Weil Wähler von den Stammparteien abwandern sind Splitterparteien auch unter 5% "interessant" als subversives Mittel der Unterhöhlung bestehender Machtverhältnisse.
Auch ein kleiner Splitter im Finger kann wehtun für eine Eiterbeule sorgen. Kleine Splitter können einen ganzen Körper durcheinanderbringen.
In der Politik gilt auch "wehret den Anfängen" und das macht Mühe und Kopfzerbrechen. Je mehr Anfänge es gibt, mehr Splitter, desto besser. Es spielt dabei keine Rolle ob 0,1%, 2% oder 4,9% oder 10,1 % der Wähler sich dafür entscheiden.
Zudem muss jede Splitterpartei "abgeklopft" werden, das bindet Kräfte des Gegners und der Behörden. Je radikaler die Splitterparteien und je großmäuliger die Forderungen, desto besser.
Aber Dr.
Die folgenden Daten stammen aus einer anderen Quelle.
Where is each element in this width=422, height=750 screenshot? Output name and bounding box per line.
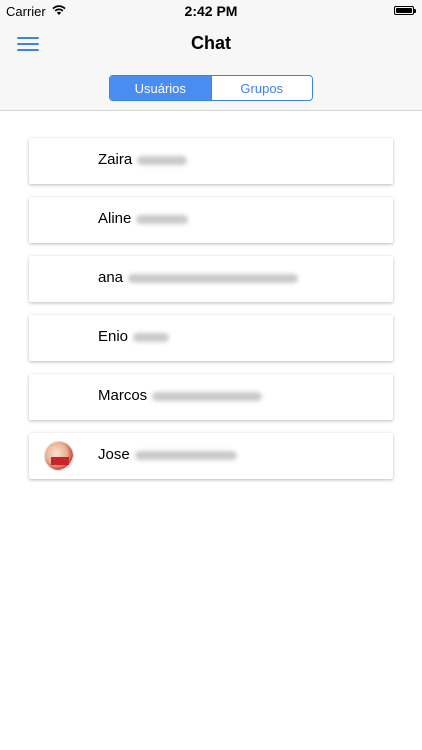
segmented-control: Usuários Grupos bbox=[109, 75, 313, 101]
user-list: Zaira Aline ana Enio Marcos Jose bbox=[29, 138, 393, 492]
status-bar: Carrier 2:42 PM bbox=[0, 0, 422, 22]
user-name: ana bbox=[98, 269, 299, 286]
tab-grupos[interactable]: Grupos bbox=[210, 76, 312, 100]
list-item[interactable]: ana bbox=[29, 256, 393, 302]
blurred-surname bbox=[134, 450, 237, 460]
list-item[interactable]: Zaira bbox=[29, 138, 393, 184]
user-name: Zaira bbox=[98, 151, 188, 168]
blurred-surname bbox=[152, 391, 263, 401]
navigation-bar: Chat bbox=[0, 22, 422, 66]
user-name: Aline bbox=[98, 210, 189, 227]
battery-icon bbox=[394, 6, 416, 15]
segment-bar: Usuários Grupos bbox=[0, 66, 422, 111]
list-item[interactable]: Enio bbox=[29, 315, 393, 361]
blurred-surname bbox=[133, 332, 170, 342]
blurred-surname bbox=[136, 214, 189, 224]
list-item[interactable]: Marcos bbox=[29, 374, 393, 420]
user-name: Marcos bbox=[98, 387, 263, 404]
status-time: 2:42 PM bbox=[184, 3, 238, 19]
page-title: Chat bbox=[191, 33, 231, 53]
user-name: Enio bbox=[98, 328, 170, 345]
user-name: Jose bbox=[98, 446, 237, 463]
avatar bbox=[44, 441, 74, 471]
list-item[interactable]: Aline bbox=[29, 197, 393, 243]
list-item[interactable]: Jose bbox=[29, 433, 393, 479]
blurred-surname bbox=[128, 273, 299, 283]
blurred-surname bbox=[137, 155, 188, 165]
tab-usuarios[interactable]: Usuários bbox=[110, 76, 211, 100]
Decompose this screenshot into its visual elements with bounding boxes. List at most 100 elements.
Schiffmann bräuchte dann noch einen Kursus wie man es richtig macht, mit dem Widerstand. So wird das nix. Das ist bloß "Mami, ich will mein altes Leben zurück, Menno!"
(AfD: "Ich will meine D-Mark zurück, Menno!").
Wenn Leute ab 50 Politik machen, dann ist das Wort "Widerstand" ein schlechter Witz.